“This is the highest number of recorded executions in more than 30 years,” IHR said in a statement. Iran executed at least 5,000 political prisoners in 1988, according to Amnesty International.
From Jan. 1 to Sept. 23, IHR said it had verified 1,000 executions, including 64 in the past week alone — an average of more than nine a day.
The group said the figures represented a minimum, as many cases went unreported.
“In recent months the Islamic Republic has begun a mass killing campaign in Iran’s prisons, the dimensions of which, in the absence of serious international reactions, are expanding every day,” IHR Director Mahmood Amiry-Moghaddam said in a statement.

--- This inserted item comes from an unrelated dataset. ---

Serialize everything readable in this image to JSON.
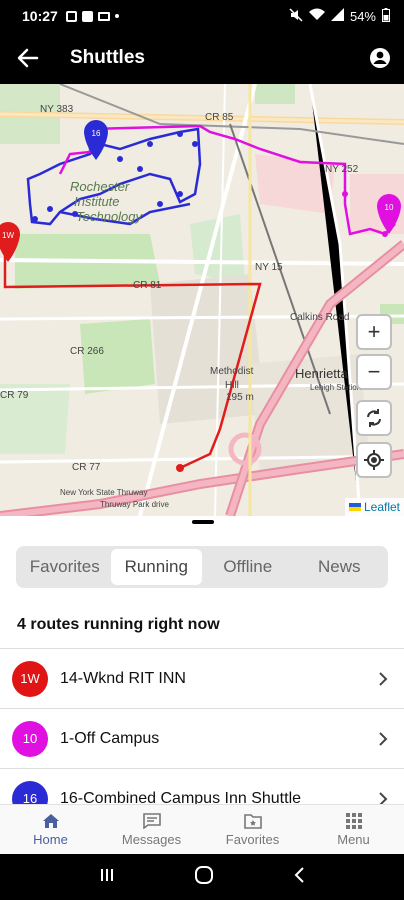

“The widespread, arbitrary executions of prisoners without due process and fair trial rights amount to crimes against humanity and must be placed at the top of the international community’s agenda.”

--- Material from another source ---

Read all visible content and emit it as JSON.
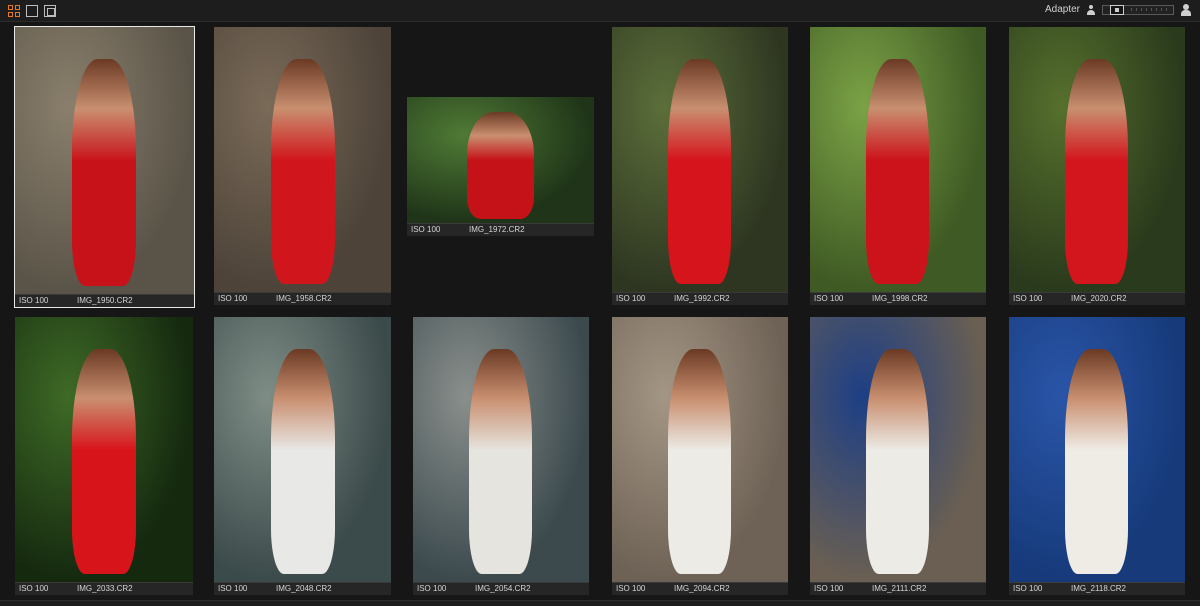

IHR said most executions were for drug-related and other non-lethal offences, which do not meet the “most serious crimes” threshold under international law.
According to its data, 50% were for drug charges, 43% for murder, 3% for security-related charges such as baghy (armed rebellion) and moharebeh (waging war against God), 3% for rape and 1% for espionage for Israel.
Only 11% of executions were announced by official sources, with none of the drug-related cases disclosed publicly, the group added.
The organization urged the UN Human Rights Council’s Fact-Finding Mission on Iran to investigate the executions, citing their “scale, systematic nature and political function to intimidate and create societal fear.”
At least 975 people were executed in Iran in 2024, a 17% increase from the previous year, making it one of the world’s leading users of the death penalty, according to rights monitors.